The way home always bummed me out. Reaching the interstate was more or less synonymous with vacation ending, and a return to school or the humdrum of home. Maybe it was those moments that told me I’d someday hit one of those same wide ribbons of pavement and not look back.
* * *
Like NASA lobbing experimental rockets higher and higher with each launch, my orbit expanded. In college my friend Eric and I, both of us having stayed close to home, took to visiting friends who’d gone to the big state schools: Ann Arbor, Iowa City, Champaign-Urbana. Many of the trips took place at night, sometimes on the spur of the moment: mix tapes in the cassette player, steady blackness outside punctuated by the bright white light placed in seemingly every farmyard along the way, as if the residents needed those lighthouse beams to ward off the terrifying dark. We’d arrive anytime, crashing on a couch, or end up having breakfast and coffee in the early dawn.
The interstate, we learned, obeyed no external clock. One you entered one of its fluorescent-lit gas station shops, or a roadside diner, it was only the cues from your own innards and brain that dictated what to look for, what to eat, rather than any external signal. The highway’s life pumped as steadily as our own eager corpuscles did, and we gloried in the unsleeping nature of both. Once, while visiting my college roommate in Texas, we attended an REM concert in San Antonio and afterwards drove west through the night on I-10 just so that we could camp out in the desert. Darkness, it sometimes seemed, was our primary habitat, and it was the road that gave it meaning.
* * *
Not anymore. These days the headlights seem brighter, the headlights glarier, the truck traffic heavier—at least on I-40, whose unending stream of east-west shipping could lead you to forget there’s a parallel railway whose main and constant job is itself to be a conduit for long-distance containers. When did we come to need, or want, so much stuff? That’s a question for a different time. What I notice these days is that 24/7 as a default mode is a distant memory in my own rearview mirror, and that I’m much happier driving by day than by night.
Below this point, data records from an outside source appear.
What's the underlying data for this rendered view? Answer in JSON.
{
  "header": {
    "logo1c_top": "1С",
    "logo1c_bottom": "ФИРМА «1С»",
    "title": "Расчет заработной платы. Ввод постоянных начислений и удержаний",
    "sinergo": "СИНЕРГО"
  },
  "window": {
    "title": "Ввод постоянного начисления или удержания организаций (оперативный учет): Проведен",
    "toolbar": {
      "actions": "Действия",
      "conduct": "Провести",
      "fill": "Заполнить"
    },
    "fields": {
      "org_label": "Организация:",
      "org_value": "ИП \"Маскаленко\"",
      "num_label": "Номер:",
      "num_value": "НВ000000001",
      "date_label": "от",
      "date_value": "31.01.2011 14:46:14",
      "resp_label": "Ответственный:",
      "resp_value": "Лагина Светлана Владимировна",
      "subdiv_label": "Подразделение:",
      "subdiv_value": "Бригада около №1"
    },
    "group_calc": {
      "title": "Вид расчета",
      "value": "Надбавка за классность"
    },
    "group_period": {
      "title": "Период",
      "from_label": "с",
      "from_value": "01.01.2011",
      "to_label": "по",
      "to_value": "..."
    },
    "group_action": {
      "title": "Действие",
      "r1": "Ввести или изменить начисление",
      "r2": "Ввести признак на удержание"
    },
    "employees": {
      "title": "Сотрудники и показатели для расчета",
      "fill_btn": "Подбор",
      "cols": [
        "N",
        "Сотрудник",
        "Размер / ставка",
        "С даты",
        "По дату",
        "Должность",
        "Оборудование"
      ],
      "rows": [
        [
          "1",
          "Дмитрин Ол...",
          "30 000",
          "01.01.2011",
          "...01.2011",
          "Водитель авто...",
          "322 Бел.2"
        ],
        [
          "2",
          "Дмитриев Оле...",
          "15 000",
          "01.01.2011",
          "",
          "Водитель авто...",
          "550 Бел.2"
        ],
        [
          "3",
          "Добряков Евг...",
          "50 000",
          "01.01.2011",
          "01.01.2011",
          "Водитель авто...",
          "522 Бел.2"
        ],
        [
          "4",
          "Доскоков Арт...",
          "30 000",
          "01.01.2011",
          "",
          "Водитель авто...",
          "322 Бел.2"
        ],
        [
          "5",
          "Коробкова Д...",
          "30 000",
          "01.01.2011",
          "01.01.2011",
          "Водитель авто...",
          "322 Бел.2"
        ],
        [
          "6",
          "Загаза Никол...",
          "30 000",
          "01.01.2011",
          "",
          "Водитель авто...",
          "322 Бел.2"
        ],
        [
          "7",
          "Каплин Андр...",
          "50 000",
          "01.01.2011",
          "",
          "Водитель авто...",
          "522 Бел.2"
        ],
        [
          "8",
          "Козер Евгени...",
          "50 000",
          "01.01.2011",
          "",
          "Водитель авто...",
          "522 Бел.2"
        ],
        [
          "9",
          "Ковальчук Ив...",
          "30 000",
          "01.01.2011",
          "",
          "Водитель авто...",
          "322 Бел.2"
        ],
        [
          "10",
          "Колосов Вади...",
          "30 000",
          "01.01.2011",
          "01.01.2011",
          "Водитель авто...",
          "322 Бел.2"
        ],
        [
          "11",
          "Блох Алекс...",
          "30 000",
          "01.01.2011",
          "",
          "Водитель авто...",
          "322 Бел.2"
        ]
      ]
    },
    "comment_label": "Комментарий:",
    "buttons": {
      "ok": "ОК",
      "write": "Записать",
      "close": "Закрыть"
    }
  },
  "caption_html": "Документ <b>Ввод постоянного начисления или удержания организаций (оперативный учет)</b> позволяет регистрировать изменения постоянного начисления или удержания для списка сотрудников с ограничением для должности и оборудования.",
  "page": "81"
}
A couple of weeks ago, though, I had occasion to take a quick there-and-back trip to New Mexico, and found myself on the road again, admiring the full moon coming up big through the haze of prescribed-burn smoke. It was an evocative sight, redolent with the hint that through error and loss and correction we might finally be moving toward a better relationship with fire, and with the forests that surround us. Heading east, I had some of that expansive road-trip feeling: there were new places to go, a few days outside the workaday schedule.
But on the way back it was the highway itself that spelled tedium. Outside Gallup the truck convoys slowed to a crawl at sunset. One of their number, it turned out, had caught fire on the roadside. And at Meteor City the same thing happened again. Traffic slowed, stopped, parked. Eventually emergency vehicles sped by on the shoulder, heading for what turned out to be another semitruck on fire. For 45 minutes no one moved. Home seemed practically in sight, and once it was possible to get there it seemed very sweet.